Frage 4: Wie sollten Glaukompatienten auf eine Operation vorbereitet werden? Der langjährige Gebrauch von Antiglaukomatosa verändert die Bindehaut und erschwert die Steuerung der Wundheilung postoperativ. Die Überlegung 4 Wochen vor einem geplanten fistulierenden (aber auch nicht-fistulierenden) Eingriff alle Antiglaukomatosa abzusetzen und durch orale Karboanhydrasehemmer zu ersetzen (in Kombination mit kortisonhaltigen Augentropfen) zielt auf eine „Beruhigung“ der Bindehaut ab. Langfristig soll hier eine geringere Abkapselungsrate folgen. Ob alternativ konservierungsmittelfreie Tropfen ähnlich wirksam sind ist Gegenstand klinischer Forschung.
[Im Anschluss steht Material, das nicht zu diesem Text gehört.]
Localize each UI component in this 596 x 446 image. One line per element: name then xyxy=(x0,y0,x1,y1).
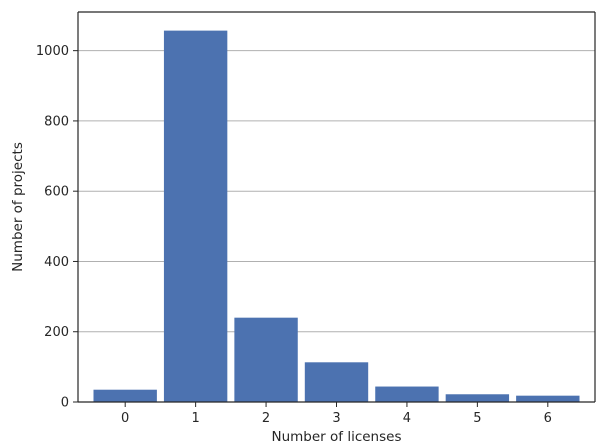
y-tick-label: 600 xyxy=(44,185,69,200)
grid-lines xyxy=(78,50,595,333)
y-tick-label: 0 xyxy=(61,396,69,411)
x-tick-label: 5 xyxy=(473,411,481,426)
y-tick-label: 400 xyxy=(44,255,69,270)
x-axis-label: Number of licenses xyxy=(272,429,402,445)
bar xyxy=(234,317,298,402)
bar xyxy=(445,394,510,402)
x-tick-label: 1 xyxy=(191,411,199,426)
x-tick-label: 3 xyxy=(332,411,340,426)
axes xyxy=(77,11,596,403)
y-axis-label: Number of projects xyxy=(10,142,26,272)
bar xyxy=(93,389,157,402)
bars xyxy=(93,30,580,403)
bar xyxy=(375,386,439,402)
y-tick-label: 800 xyxy=(44,114,69,129)
x-tick-label: 2 xyxy=(262,411,270,426)
bar xyxy=(516,395,580,402)
bar xyxy=(163,30,228,403)
x-tick-label: 4 xyxy=(403,411,411,426)
x-tick-label: 6 xyxy=(544,411,552,426)
x-tick-label: 0 xyxy=(121,411,129,426)
y-ticks: 0 200 400 600 800 1000 xyxy=(36,44,78,411)
x-ticks: 0 1 2 3 4 5 6 xyxy=(121,402,552,426)
bar xyxy=(304,362,369,402)
y-tick-label: 200 xyxy=(44,325,69,340)
y-tick-label: 1000 xyxy=(36,44,69,59)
Zusammenfassend kann man sagen, dass zur Bestimmung der Determinanten einer erfolgreichen Glaukomoperation vielen Blickrichtungen eingenommen werden müssen. Neben einer erfolgreichen Senkung des Augeninnendrucks sind langfristige Erfolge, wie Erhalt des Gesichtsfeldes und Wahrung von Lebensqualität wichtige Parameter, die ebenso evaluiert werden müssen wie der IOD.